“Sometimes our fate resembles a fruit tree in winter. Who would think that those branches would turn green again and blossom, but we hope it, we know it.” - Johann Wolfgang von Goethe
This afternoon we went to the National Gallery of Victoria, which is one of the most amazing art galleries to visit, easily the best in Australia and certainly one the best in the Southern Hemisphere. We are very lucky to have this gallery with its profusion of significant art works housed in such a magnificent building in our city.
Above is a painting in the gallery by Frenchman Pierre Puvis de Chavannes (1824 – 1898), who is one of the greatest French decorative painters. His international influence was even greater than that of Gustave Moreau (1826 – 1898). He had to abandon his studies at the Polytechnique because of illness and travelled in Italy during his convalescence, where he discovered the frescoes of the Quattrocento and decided to become a painter. Ary Scheffer, Couture, Delacroix (for 4 days) and above all Théodore Chassériau were his teachers at the École des Beaux-Arts.
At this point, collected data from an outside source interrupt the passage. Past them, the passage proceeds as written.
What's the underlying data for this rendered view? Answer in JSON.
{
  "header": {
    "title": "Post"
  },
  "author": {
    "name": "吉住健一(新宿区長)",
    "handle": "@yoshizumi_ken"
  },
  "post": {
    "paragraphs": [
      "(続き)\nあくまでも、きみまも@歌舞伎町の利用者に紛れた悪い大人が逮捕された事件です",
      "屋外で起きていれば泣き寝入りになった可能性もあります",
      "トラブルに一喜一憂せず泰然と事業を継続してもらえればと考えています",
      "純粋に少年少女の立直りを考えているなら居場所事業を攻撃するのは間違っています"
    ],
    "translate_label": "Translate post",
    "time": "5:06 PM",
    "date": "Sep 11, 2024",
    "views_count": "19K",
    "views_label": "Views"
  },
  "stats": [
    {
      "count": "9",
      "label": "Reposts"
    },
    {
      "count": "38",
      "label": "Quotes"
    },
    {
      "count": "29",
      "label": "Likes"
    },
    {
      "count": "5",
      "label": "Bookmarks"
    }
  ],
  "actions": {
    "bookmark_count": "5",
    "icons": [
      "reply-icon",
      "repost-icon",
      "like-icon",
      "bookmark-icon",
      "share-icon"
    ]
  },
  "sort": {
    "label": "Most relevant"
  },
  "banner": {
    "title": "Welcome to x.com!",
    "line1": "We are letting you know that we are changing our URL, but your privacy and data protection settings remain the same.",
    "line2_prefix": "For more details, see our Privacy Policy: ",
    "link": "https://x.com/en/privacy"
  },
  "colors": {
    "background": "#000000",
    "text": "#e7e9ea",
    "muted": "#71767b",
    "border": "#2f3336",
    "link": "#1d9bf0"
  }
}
In 1850, exhibited a Pietà at the Salon. In 1861 his career as a painter of murals for public buildings began with the Musée d’Amiens. He decorated many buildings, including the Panthéon, the Hôtels de Ville of Paris and Poitiers, the Sorbonne, various French museums, and the Boston Public Library. He was a very French mind (to the extent that his work attracted that other very French painter, Matisse) who brought to his art a sense of grandeur and an organisational logic that were precisely the gifts required for vast mural decorations.
His decorative compositions attempt to reach monumentality not through depth but through superficiality, linearity of construction, the “majesty” of the organisation and also by a certain philosophical pretention. The mobility of the man is clear; the influence of his work quite outstripped its intrinsic qualities, but he was, whether we like it or not, one of the masters of the Symbolist age, an age which made of Beauty and the Pure Idea a veritable religion.
In 1884 de Chavannes was asked to paint a decorative cycle of two friezes representing Summer and Winter for the new Hôtel de Ville of Paris, recently built to replace the building burnt down by Paris communards in 1871. Twelve years later de Chavannes painted this smaller version of Winter for a private collector, Prince Alexander de Wagram. The artist has radically simplified his forms and has rendered his subject matter to a flat, decorative style. This has resulted in some critics calling this painter a “proto-abstractionist”, while others maintain that he is more akin to the symbolists.
This is a wonderful painting to behold. The muted colours, the shades of grey, the figures carefully placed in the two-dimensional space and the symbols of the season combine to form not only a highly decorative painting, but also one that gives rise to contemplation and introspection. The cloaked and heavily garbed figures of the elderly contrast with the unseasonal group of bare torsos of the woodcutters in the middle distance of the right, while the silhouettes of the riders in the distance holds a fascination that is only made more acute by the bare trees.